Смущало лишь одно обстоятельство: Антонина краем уха слышала, что труп иностранца, якобы, обнаружен. В чем же тогда дело? Эту загадку надо было разгадать.
— Во всяком случае, — ясно одно, — резюмировал Шарафов: — в городе укрылся еще один враг.
8
Поздней ночью на малолюдной улице на окраине города остановилась машина. Из нее вышли два человека и скрылись в переулке.
Один из них был высокий, широкоплечий, второй — маленький, щуплый. Один шел крупным, твердым шагом, второй семенил короткими шажками. У рослого в руках был портфель, на плече макинтош.
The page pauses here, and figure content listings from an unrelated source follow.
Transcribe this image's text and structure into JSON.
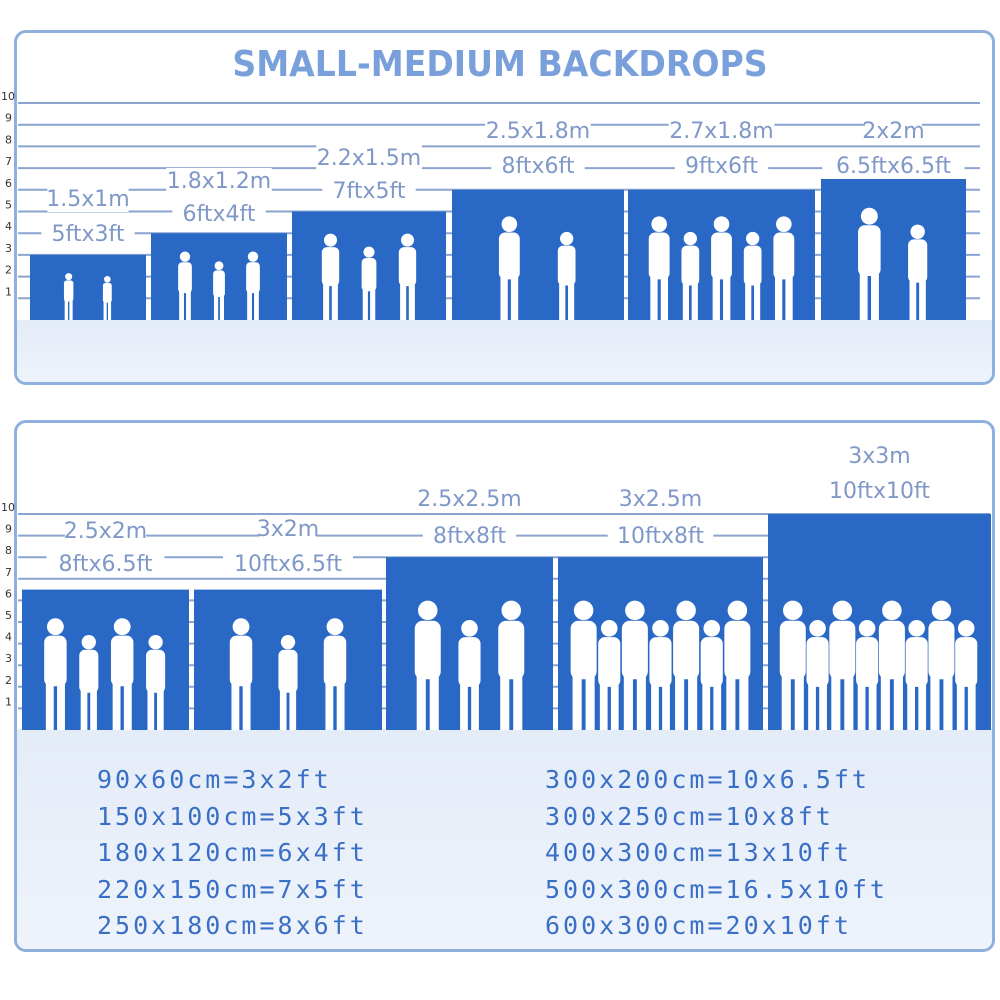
{
  "title": "SMALL-MEDIUM BACKDROPS",
  "scale_ticks": [
    "10",
    "9",
    "8",
    "7",
    "6",
    "5",
    "4",
    "3",
    "2",
    "1"
  ],
  "colors": {
    "bar": "#2a68c6",
    "label": "#7f98c8",
    "grid": "#8aa4cf",
    "title": "#7aa0dc",
    "sizes": "#3a6fc6"
  },
  "top_panel": {
    "backdrops": [
      {
        "metric": "1.5x1m",
        "imperial": "5ftx3ft",
        "height_ft": 3
      },
      {
        "metric": "1.8x1.2m",
        "imperial": "6ftx4ft",
        "height_ft": 4
      },
      {
        "metric": "2.2x1.5m",
        "imperial": "7ftx5ft",
        "height_ft": 5
      },
      {
        "metric": "2.5x1.8m",
        "imperial": "8ftx6ft",
        "height_ft": 6
      },
      {
        "metric": "2.7x1.8m",
        "imperial": "9ftx6ft",
        "height_ft": 6
      },
      {
        "metric": "2x2m",
        "imperial": "6.5ftx6.5ft",
        "height_ft": 6.5
      }
    ]
  },
  "bottom_panel": {
    "backdrops": [
      {
        "metric": "2.5x2m",
        "imperial": "8ftx6.5ft",
        "height_ft": 6.5
      },
      {
        "metric": "3x2m",
        "imperial": "10ftx6.5ft",
        "height_ft": 6.5
      },
      {
        "metric": "2.5x2.5m",
        "imperial": "8ftx8ft",
        "height_ft": 8
      },
      {
        "metric": "3x2.5m",
        "imperial": "10ftx8ft",
        "height_ft": 8
      },
      {
        "metric": "3x3m",
        "imperial": "10ftx10ft",
        "height_ft": 10
      }
    ],
    "size_list_left": [
      "90x60cm=3x2ft",
      "150x100cm=5x3ft",
      "180x120cm=6x4ft",
      "220x150cm=7x5ft",
      "250x180cm=8x6ft"
    ],
    "size_list_right": [
      "300x200cm=10x6.5ft",
      "300x250cm=10x8ft",
      "400x300cm=13x10ft",
      "500x300cm=16.5x10ft",
      "600x300cm=20x10ft"
    ]
  }
}
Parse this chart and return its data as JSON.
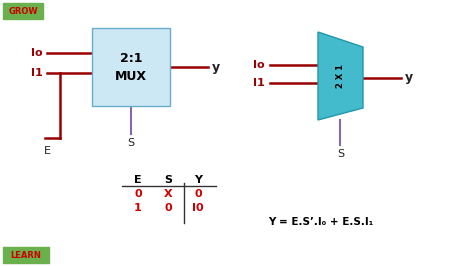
{
  "bg_color": "#ffffff",
  "grow_label": "GROW",
  "grow_bg": "#6ab04c",
  "grow_text_color": "#cc0000",
  "learn_label": "LEARN",
  "learn_bg": "#6ab04c",
  "learn_text_color": "#cc0000",
  "mux_box_color": "#cce8f4",
  "mux_box_edge": "#6aaccc",
  "mux_label1": "2:1",
  "mux_label2": "MUX",
  "mux_label_color": "#000000",
  "wire_color": "#990000",
  "select_wire_color": "#8866aa",
  "input_labels": [
    "Io",
    "I1"
  ],
  "output_label": "y",
  "e_label": "E",
  "s_label": "S",
  "trap_fill": "#44bbcc",
  "trap_edge": "#2299aa",
  "trap_text": "2 X 1",
  "table_headers": [
    "E",
    "S",
    "Y"
  ],
  "table_row1": [
    "0",
    "X",
    "0"
  ],
  "table_row2": [
    "1",
    "0",
    "I0"
  ],
  "table_data_color": "#cc0000",
  "table_header_color": "#000000",
  "formula": "Y = E.S’.I₀ + E.S.I₁",
  "formula_color": "#000000"
}
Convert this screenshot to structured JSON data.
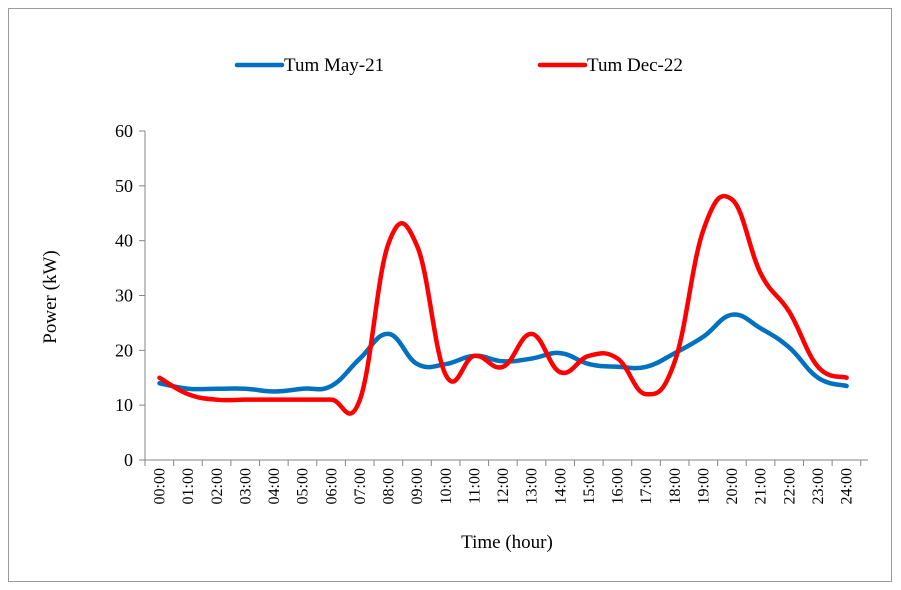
{
  "chart_data": {
    "type": "line",
    "xlabel": "Time (hour)",
    "ylabel": "Power (kW)",
    "ylim": [
      0,
      60
    ],
    "yticks": [
      0,
      10,
      20,
      30,
      40,
      50,
      60
    ],
    "categories": [
      "00:00",
      "01:00",
      "02:00",
      "03:00",
      "04:00",
      "05:00",
      "06:00",
      "07:00",
      "08:00",
      "09:00",
      "10:00",
      "11:00",
      "12:00",
      "13:00",
      "14:00",
      "15:00",
      "16:00",
      "17:00",
      "18:00",
      "19:00",
      "20:00",
      "21:00",
      "22:00",
      "23:00",
      "24:00"
    ],
    "series": [
      {
        "name": "Tum May-21",
        "color": "#0070C0",
        "values": [
          14,
          13,
          13,
          13,
          12.5,
          13,
          13.5,
          18.5,
          23,
          17.5,
          17.5,
          19,
          18,
          18.5,
          19.5,
          17.5,
          17,
          17,
          19.5,
          22.5,
          26.5,
          24,
          20.5,
          15,
          13.5
        ]
      },
      {
        "name": "Tum Dec-22",
        "color": "#FF0000",
        "values": [
          15,
          12,
          11,
          11,
          11,
          11,
          11,
          11,
          39.5,
          39,
          15.5,
          19,
          17,
          23,
          16,
          19,
          18.5,
          12,
          18,
          42,
          47.5,
          34,
          27,
          17,
          15
        ]
      }
    ],
    "legend_position": "top",
    "grid": false
  }
}
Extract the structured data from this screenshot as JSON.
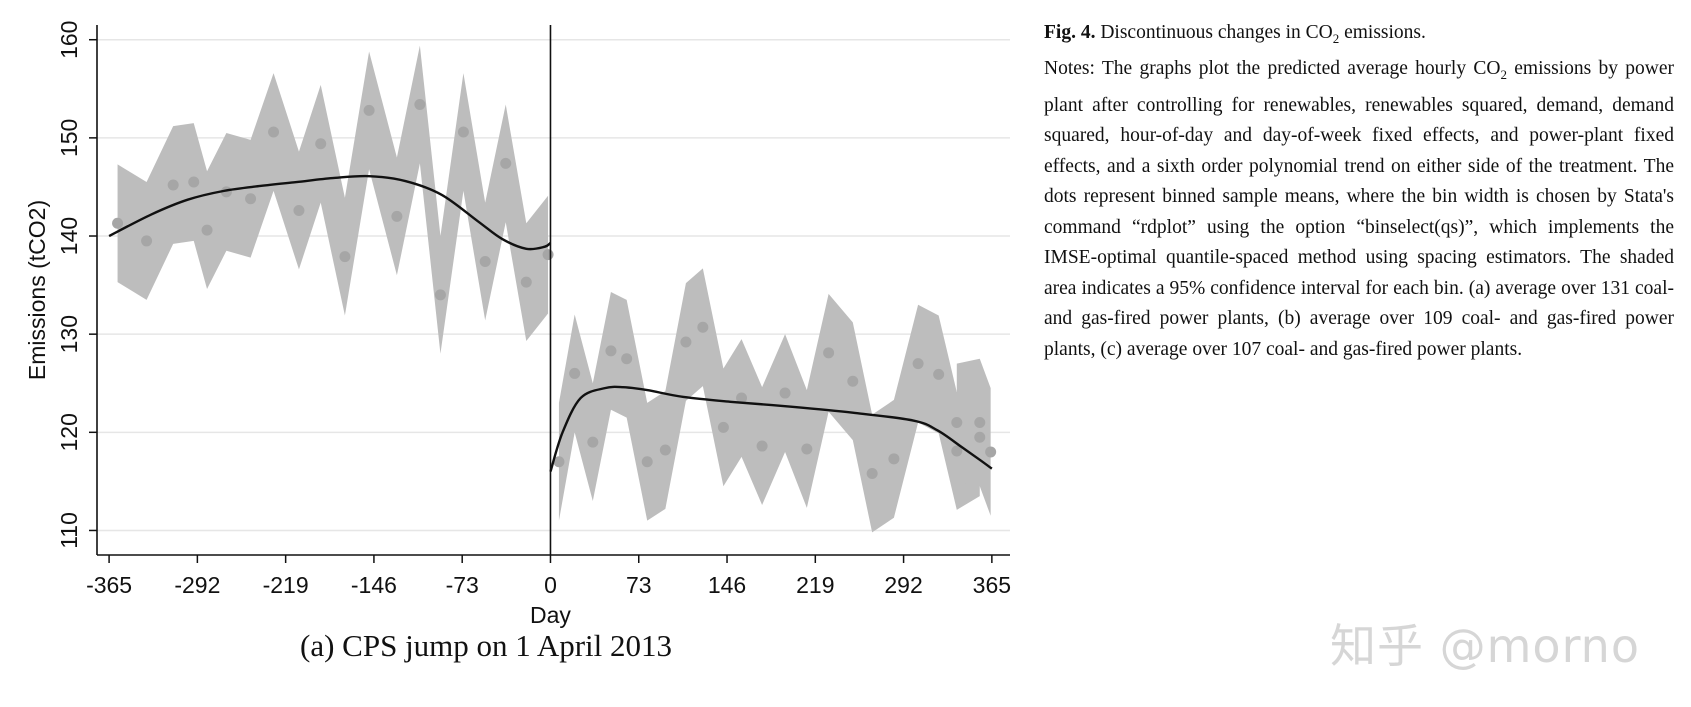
{
  "chart_data": {
    "type": "scatter",
    "title": "",
    "xlabel": "Day",
    "ylabel": "Emissions (tCO2)",
    "xlim": [
      -375,
      380
    ],
    "ylim": [
      107.5,
      161.5
    ],
    "x_ticks": [
      -365,
      -292,
      -219,
      -146,
      -73,
      0,
      73,
      146,
      219,
      292,
      365
    ],
    "y_ticks": [
      110,
      120,
      130,
      140,
      150,
      160
    ],
    "cutoff_day": 0,
    "bins_left": {
      "x": [
        -358,
        -334,
        -312,
        -295,
        -284,
        -268,
        -248,
        -229,
        -208,
        -190,
        -170,
        -150,
        -127,
        -108,
        -91,
        -72,
        -54,
        -37,
        -20
      ],
      "mean": [
        141.3,
        139.5,
        145.2,
        145.5,
        140.6,
        144.5,
        143.8,
        150.6,
        142.6,
        149.4,
        137.9,
        152.8,
        142.0,
        153.4,
        134.0,
        150.6,
        137.4,
        147.4,
        135.3
      ],
      "ci_low": [
        135.3,
        133.5,
        139.2,
        139.5,
        134.6,
        138.5,
        137.8,
        144.6,
        136.6,
        143.4,
        131.9,
        146.8,
        136.0,
        147.4,
        128.0,
        144.6,
        131.4,
        141.4,
        129.3
      ],
      "ci_high": [
        147.3,
        145.5,
        151.2,
        151.5,
        146.6,
        150.5,
        149.8,
        156.6,
        148.6,
        155.4,
        143.9,
        158.8,
        148.0,
        159.4,
        140.0,
        156.6,
        143.4,
        153.4,
        141.3
      ]
    },
    "bin_cutoff_left": {
      "x": -2,
      "mean": 138.1,
      "ci_low": 132.1,
      "ci_high": 144.1
    },
    "bins_right": {
      "x": [
        7,
        20,
        35,
        50,
        63,
        80,
        95,
        112,
        126,
        143,
        158,
        175,
        194,
        212,
        230,
        250,
        266,
        284,
        304,
        321,
        336,
        355
      ],
      "mean": [
        117.0,
        126.0,
        119.0,
        128.3,
        127.5,
        117.0,
        118.2,
        129.2,
        130.7,
        120.5,
        123.5,
        118.6,
        124.0,
        118.3,
        128.1,
        125.2,
        115.8,
        117.3,
        127.0,
        125.9,
        118.1,
        119.5
      ],
      "ci_low": [
        111.0,
        120.0,
        113.0,
        122.3,
        121.5,
        111.0,
        112.2,
        123.2,
        124.7,
        114.5,
        117.5,
        112.6,
        118.0,
        112.3,
        122.1,
        119.2,
        109.8,
        111.3,
        121.0,
        119.9,
        112.1,
        113.5
      ],
      "ci_high": [
        123.0,
        132.0,
        125.0,
        134.3,
        133.5,
        123.0,
        124.2,
        135.2,
        136.7,
        126.5,
        129.5,
        124.6,
        130.0,
        124.3,
        134.1,
        131.2,
        121.8,
        123.3,
        133.0,
        131.9,
        124.1,
        125.5
      ]
    },
    "bins_right_extra": {
      "x": [
        336,
        355,
        364
      ],
      "mean": [
        121.0,
        121.0,
        118.0
      ],
      "ci_low": [
        115.0,
        114.5,
        111.5
      ],
      "ci_high": [
        127.0,
        127.5,
        124.5
      ]
    },
    "fit_left": {
      "x": [
        -365,
        -330,
        -300,
        -270,
        -240,
        -210,
        -180,
        -150,
        -120,
        -90,
        -60,
        -40,
        -20,
        -5,
        0
      ],
      "y": [
        140.0,
        142.2,
        143.7,
        144.6,
        145.1,
        145.5,
        145.9,
        146.1,
        145.6,
        144.2,
        141.5,
        139.7,
        138.7,
        138.9,
        139.3
      ]
    },
    "fit_right": {
      "x": [
        0,
        10,
        25,
        45,
        60,
        80,
        110,
        150,
        200,
        250,
        300,
        320,
        340,
        355,
        365
      ],
      "y": [
        116.0,
        120.0,
        123.5,
        124.5,
        124.6,
        124.3,
        123.6,
        123.1,
        122.6,
        122.0,
        121.2,
        120.2,
        118.5,
        117.2,
        116.3
      ]
    }
  },
  "caption": "(a) CPS jump on 1 April 2013",
  "notes": {
    "fig_label": "Fig. 4.",
    "fig_title_before": "Discontinuous changes in CO",
    "fig_title_sub": "2",
    "fig_title_after": "emissions.",
    "text_before": "Notes: The graphs plot the predicted average hourly CO",
    "text_sub": "2",
    "text_after": "emissions by power plant after controlling for renewables, renewables squared, demand, demand squared, hour-of-day and day-of-week fixed effects, and power-plant fixed effects, and a sixth order polynomial trend on either side of the treatment. The dots represent binned sample means, where the bin width is chosen by Stata's command “rdplot” using the option “binselect(qs)”, which implements the IMSE-optimal quantile-spaced method using spacing estimators. The shaded area indicates a 95% confidence interval for each bin. (a) average over 131 coal- and gas-fired power plants, (b) average over 109 coal- and gas-fired power plants, (c) average over 107 coal- and gas-fired power plants."
  },
  "watermark": "知乎 @morno",
  "colors": {
    "band": "#bdbdbd",
    "dot": "#a6a6a6",
    "fit": "#111111",
    "grid": "#e6e6e6"
  }
}
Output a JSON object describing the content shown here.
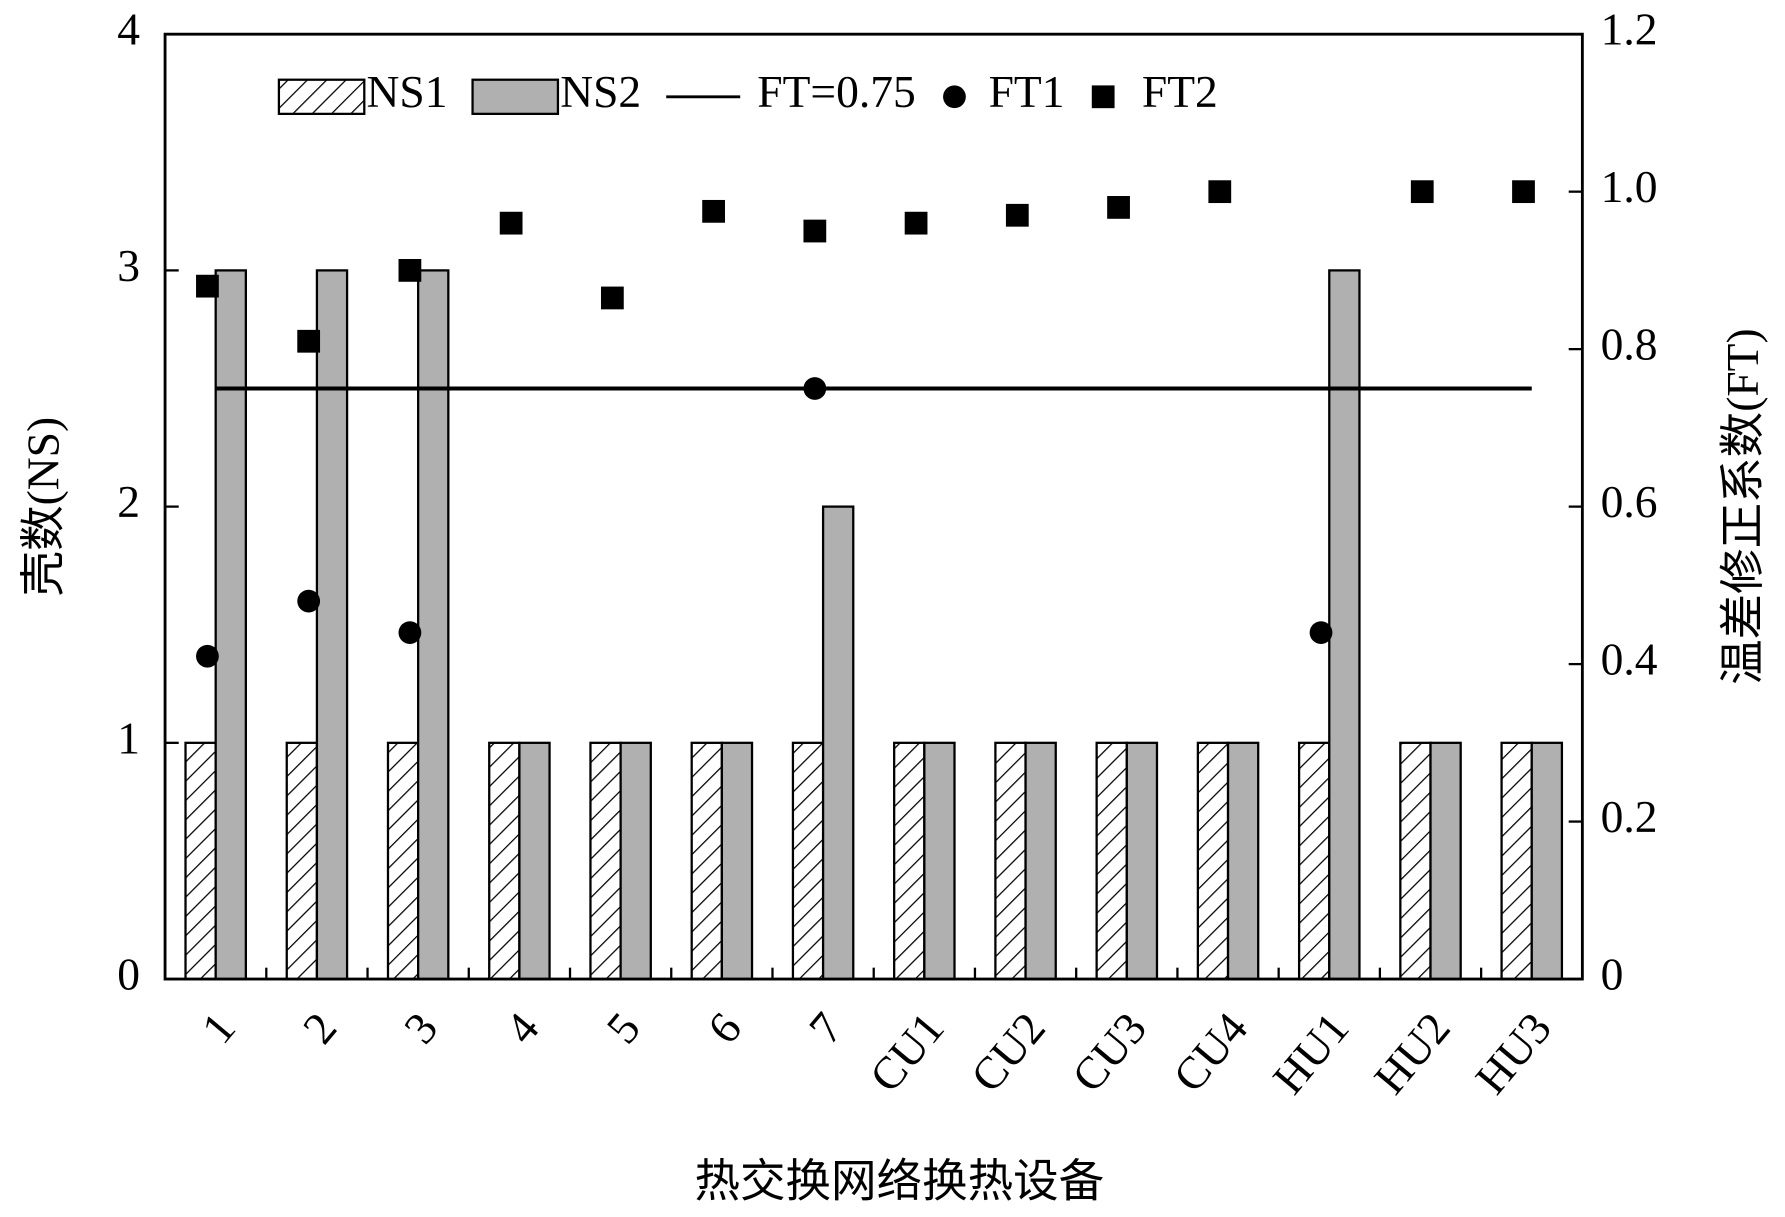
{
  "chart_data": {
    "type": "bar",
    "y_label": "壳数(NS)",
    "y2_label": "温差修正系数(FT)",
    "x_label": "热交换网络换热设备",
    "categories": [
      "1",
      "2",
      "3",
      "4",
      "5",
      "6",
      "7",
      "CU1",
      "CU2",
      "CU3",
      "CU4",
      "HU1",
      "HU2",
      "HU3"
    ],
    "series": [
      {
        "name": "NS1",
        "type": "bar",
        "pattern": "hatch",
        "color": "#ffffff",
        "values": [
          1,
          1,
          1,
          1,
          1,
          1,
          1,
          1,
          1,
          1,
          1,
          1,
          1,
          1
        ]
      },
      {
        "name": "NS2",
        "type": "bar",
        "color": "#b0b0b0",
        "values": [
          3,
          3,
          3,
          1,
          1,
          1,
          2,
          1,
          1,
          1,
          1,
          3,
          1,
          1
        ]
      },
      {
        "name": "FT=0.75",
        "type": "line",
        "axis": "y2",
        "color": "#000000",
        "values": [
          0.75,
          0.75,
          0.75,
          0.75,
          0.75,
          0.75,
          0.75,
          0.75,
          0.75,
          0.75,
          0.75,
          0.75,
          0.75,
          0.75
        ]
      },
      {
        "name": "FT1",
        "type": "scatter",
        "marker": "circle",
        "axis": "y2",
        "color": "#000000",
        "values": [
          0.41,
          0.48,
          0.44,
          null,
          null,
          null,
          0.75,
          null,
          null,
          null,
          null,
          0.44,
          null,
          null
        ]
      },
      {
        "name": "FT2",
        "type": "scatter",
        "marker": "square",
        "axis": "y2",
        "color": "#000000",
        "values": [
          0.88,
          0.81,
          0.9,
          0.96,
          0.865,
          0.975,
          0.95,
          0.96,
          0.97,
          0.98,
          1.0,
          null,
          1.0,
          1.0
        ]
      }
    ],
    "ylim": [
      0,
      4
    ],
    "yticks": [
      0,
      1,
      2,
      3,
      4
    ],
    "y2lim": [
      0,
      1.2
    ],
    "y2ticks": [
      0,
      0.2,
      0.4,
      0.6,
      0.8,
      {
        "value": 1.0,
        "label": "1.0"
      },
      1.2
    ],
    "legend": "top",
    "grid": false
  }
}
Спутники молча подошли к калитке одного из домов и остановились. Тот, что маленького роста, вынул из кармана ключ, отпер калитку и ввел своего спутника в длинный дворик, в глубине которого стоял дом. К нему вела узкая дорожка, усыпанная песком.
Поднявшись на крыльцо, маленький человек нажал кнопку звонка: раз, другой. Внутри дома загорелся свет. Он пробивался тоненькими полосками сквозь узкие щели в ставнях.
За дверью раздался дребезжащий старушечий голос:
— Кто там?
— Это я, тетушка, Раджими...
Загремел тяжелый засов, щелкнул ключ во внутреннем замке, и дверь открылась. Раджими и его спутник вошли.
— Вот, тетушка, мой старый друг по Самарканду, о котором я вам говорил, — представил Раджими своего спутника. — Казимир Станиславович Заволоко. — Рослый спутник любезно раскланялся. — Он у вас поживет некоторое время.
— Пожалуйста, пожалуйста, я уже все приготовила. — Лица старухи не было видно, она закрыла его широким рукавом платья, но, судя по голосу, ей можно было дать лет семьдесят.
Кроме нее в доме никто не жил. Старуха вела жизнь замкнутую, на улицу почти никогда не показывалась, а если и выходила, то в парандже, закрывавшей, по старому мусульманскому обычаю, ее лицо черной сеткой. Гостей старуха не принимала, да к ней никто и не напрашивался. Ежедневно с утра в доме появлялась пожилая женщина. Она обычно приходила с рынка с продуктами и овощами и часов до пяти дня хозяйничала: приготовляла завтрак, обед, убирала комнаты, стирала белье. Потом она уходила, чтобы притти на следующее утро.